Kids are Right: We Should Celebrate the Little Things

We had a birthday party this week. No one in our household has had a birthday recently, but that doesn’t matter. We were cleaning out the garage for probably the first time since we moved in three years ago and underneath all the lint from the dryer (our dryer vents into the garage, which is fantastic and I highly recommend it) we found an old cardboard box full of decorations from our now 6-year-old Jacob’s second birthday party. Inside the fuzzy box there were unopened packages of yellow and red paper plates, a birthday sign, napkins, whistles (awesome), Sesame Street party hats, and several bugs.

“We’re going to have a party!” Jacob exclaimed.

My wife and I were cool with it. We’re always down for a party. Also, we really wanted to finish cleaning out the garage and letting the boys plan and throw this party inside seemed like an easy way to achieve that goal.

With them safely out of the way and the baby digging in the dirt by the driveway or whatever, we finished off the garage and it looks amazing now for like ten minutes or until we run the dryer again.

When I came inside to prepare dinner—Michelle was still working on the garage because that’s more her type of thing—Jacob and his brother Bennett had laid the birthday sign out on the living room floor and set the packs of paper plates on the kitchen counter. Things were getting festive.

“Daddy! Set the table for us!” Jacob shouted as I started to assemble enchiladas.

“Where?” I asked.

“Here,” he replied, pointing at the counter where the plates were already sitting.

“You already did,” I observed.

“But it’s not set!”

“I don’t get it.” (I never get it.)

“Set the plates out!”

“You can do it. It’s your party.”

“Noooo! I don’t want to!”

We went around in circles like this for about fifteen minutes because Jacob and I can both be exceedingly lazy. Obviously, I gave in eventually and moved three plates from the stack about fifteen inches to the left and laid them in a row on the counter.

“Ah! Perfect,” Jacob said with a grin.

Despite the ease with which the situation was ultimately settled, the preceding argument was still worth it. I stand by my decision.

Meanwhile, Olivia had joined the party and all three of the kids took their places in front of the empty plates on the counter. I scrounged around and found some extra tortillas, corn, and cheese for them to feast on. Olivia climbed from chair to chair and grabbed for the boys’ food, as she does. This caused quite a stir, but I left it alone. Parties are free-for-alls in my book.

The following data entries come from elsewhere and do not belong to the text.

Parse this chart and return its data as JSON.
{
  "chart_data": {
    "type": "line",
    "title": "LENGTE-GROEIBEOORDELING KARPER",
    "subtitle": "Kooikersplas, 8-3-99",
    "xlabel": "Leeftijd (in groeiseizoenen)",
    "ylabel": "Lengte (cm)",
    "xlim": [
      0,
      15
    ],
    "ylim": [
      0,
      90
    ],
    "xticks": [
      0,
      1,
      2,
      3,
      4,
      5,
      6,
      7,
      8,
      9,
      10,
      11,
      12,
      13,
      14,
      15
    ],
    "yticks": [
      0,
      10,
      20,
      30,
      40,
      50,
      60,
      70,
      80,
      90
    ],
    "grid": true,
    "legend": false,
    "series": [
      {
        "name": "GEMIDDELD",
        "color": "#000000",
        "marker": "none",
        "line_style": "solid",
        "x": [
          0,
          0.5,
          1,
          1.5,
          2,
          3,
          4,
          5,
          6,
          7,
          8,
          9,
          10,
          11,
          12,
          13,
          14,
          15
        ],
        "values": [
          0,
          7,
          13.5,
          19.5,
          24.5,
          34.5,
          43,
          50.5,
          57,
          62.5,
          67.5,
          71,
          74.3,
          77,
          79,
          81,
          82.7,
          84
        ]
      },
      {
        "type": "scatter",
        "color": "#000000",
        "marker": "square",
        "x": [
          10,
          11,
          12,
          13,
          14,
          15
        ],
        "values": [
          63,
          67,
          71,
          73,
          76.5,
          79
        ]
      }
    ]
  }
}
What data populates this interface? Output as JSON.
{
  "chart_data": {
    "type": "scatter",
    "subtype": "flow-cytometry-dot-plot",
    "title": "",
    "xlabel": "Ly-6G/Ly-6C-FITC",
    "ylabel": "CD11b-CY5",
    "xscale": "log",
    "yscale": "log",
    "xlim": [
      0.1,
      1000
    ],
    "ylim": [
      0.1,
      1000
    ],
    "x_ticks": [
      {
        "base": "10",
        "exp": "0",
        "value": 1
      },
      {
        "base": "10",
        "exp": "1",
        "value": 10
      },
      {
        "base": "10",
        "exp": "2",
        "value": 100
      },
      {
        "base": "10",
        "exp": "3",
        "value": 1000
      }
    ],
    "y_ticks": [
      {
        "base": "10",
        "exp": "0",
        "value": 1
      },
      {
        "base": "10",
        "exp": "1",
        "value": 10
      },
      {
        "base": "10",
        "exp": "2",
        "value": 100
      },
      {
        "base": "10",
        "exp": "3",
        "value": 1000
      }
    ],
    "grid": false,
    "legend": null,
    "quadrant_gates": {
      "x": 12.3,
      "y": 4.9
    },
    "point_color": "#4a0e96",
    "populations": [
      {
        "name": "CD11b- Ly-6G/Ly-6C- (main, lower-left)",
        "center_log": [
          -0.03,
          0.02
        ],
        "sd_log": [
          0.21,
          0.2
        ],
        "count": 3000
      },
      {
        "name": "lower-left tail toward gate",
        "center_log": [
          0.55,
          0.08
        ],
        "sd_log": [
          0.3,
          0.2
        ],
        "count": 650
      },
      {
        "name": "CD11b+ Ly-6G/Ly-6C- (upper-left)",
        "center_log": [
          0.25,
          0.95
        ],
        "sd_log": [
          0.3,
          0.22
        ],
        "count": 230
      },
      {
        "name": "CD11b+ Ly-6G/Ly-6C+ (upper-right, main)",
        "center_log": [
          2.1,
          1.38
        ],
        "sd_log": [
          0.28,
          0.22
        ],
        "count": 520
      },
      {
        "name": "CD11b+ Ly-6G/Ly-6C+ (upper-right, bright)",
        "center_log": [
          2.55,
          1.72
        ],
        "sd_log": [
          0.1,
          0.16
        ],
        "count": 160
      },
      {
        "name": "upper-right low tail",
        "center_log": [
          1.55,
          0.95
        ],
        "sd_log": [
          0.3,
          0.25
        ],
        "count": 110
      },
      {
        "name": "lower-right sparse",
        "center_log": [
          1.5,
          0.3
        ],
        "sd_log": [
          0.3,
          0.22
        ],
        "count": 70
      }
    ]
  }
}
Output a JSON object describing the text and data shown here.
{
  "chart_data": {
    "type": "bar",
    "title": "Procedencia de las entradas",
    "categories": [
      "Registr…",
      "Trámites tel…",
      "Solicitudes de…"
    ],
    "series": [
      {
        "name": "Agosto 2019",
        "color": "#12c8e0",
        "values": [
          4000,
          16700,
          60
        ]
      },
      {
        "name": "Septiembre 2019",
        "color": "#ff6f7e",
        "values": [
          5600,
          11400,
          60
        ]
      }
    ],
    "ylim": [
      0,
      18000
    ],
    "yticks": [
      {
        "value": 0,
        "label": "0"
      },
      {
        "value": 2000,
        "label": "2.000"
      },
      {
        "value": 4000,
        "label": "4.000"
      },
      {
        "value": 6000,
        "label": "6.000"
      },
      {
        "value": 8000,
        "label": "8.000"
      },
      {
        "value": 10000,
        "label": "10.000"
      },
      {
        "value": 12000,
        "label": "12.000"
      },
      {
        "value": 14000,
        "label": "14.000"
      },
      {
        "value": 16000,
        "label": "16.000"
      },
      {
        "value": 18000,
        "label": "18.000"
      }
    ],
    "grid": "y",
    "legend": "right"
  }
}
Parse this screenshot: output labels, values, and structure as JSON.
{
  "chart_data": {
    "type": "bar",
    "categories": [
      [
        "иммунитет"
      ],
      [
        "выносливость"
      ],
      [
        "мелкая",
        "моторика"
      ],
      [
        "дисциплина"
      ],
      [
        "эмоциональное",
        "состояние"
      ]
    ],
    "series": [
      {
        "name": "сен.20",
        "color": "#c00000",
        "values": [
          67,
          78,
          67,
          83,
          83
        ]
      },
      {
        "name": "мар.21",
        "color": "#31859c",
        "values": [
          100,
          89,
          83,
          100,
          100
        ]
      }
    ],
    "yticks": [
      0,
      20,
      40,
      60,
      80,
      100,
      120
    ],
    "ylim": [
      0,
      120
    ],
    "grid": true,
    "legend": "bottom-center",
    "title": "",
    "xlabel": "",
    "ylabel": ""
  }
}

Oh yes, I was wearing an Elmo party hat this whole time. And the boys were incessantly blowing the whistles and I was required to come take instructions from them about something every time they signaled, which, as I mentioned, was every 1.5 seconds. Such fun.

The party kind of petered out from there, but late that night I discovered some remnants of the revelry.

Then, I looked around the house some more. It was late and the house was quiet. There was a tennis match on the TV to provide background noise. One of the chihuahuas was snoring in his bed by the fireplace.

Looking around, it struck me just how weird this whole having kids thing is. It’s been a little over six years since the first of our tribe arrived on the scene. That doesn’t seem like very long, but man have those six years made an impact. On our minds, hearts, bodies, and, perhaps most obviously, our home décor, which can best be described as “we have little kids, they run our lives, and we don’t have the time or energy to care that much about what our house looks like right now.”

Here are but a few samples of our current decorating choices.

We have a lot of top-notch art work taped to the walls in very well-thought out locations.

Some are even multi-part homages to seasonal holidays (I think this is what I was told) such as, um, like a tree or something in winter, no ghosts allowed, and Valentine’s Day?

And there are even helpful directions to other locations in the house that have been hanging on the walls for probably more than a year now.

It’s really something. But, I wouldn’t change a thing. Before kids, my house was always neat and minimalistic, but now, everywhere I look there’s a hint of a memory that makes me smile. Whether it’s a sign taped to the wall or a stack of toys piled under a window, it’s a little piece of this crazy, exasperating, overflowing life we are busy living.

Most of the time, when your primary focus is parenting small children, days feel very ordinary and uneventful. But, a lack of big events doesn’t make the days unimportant. Look around. The little reminders of ordinary lives being lived day by day decorating your less than perfect house are certainly more valuable than they seem at first glance. Actually, you might even say they are worth celebrating.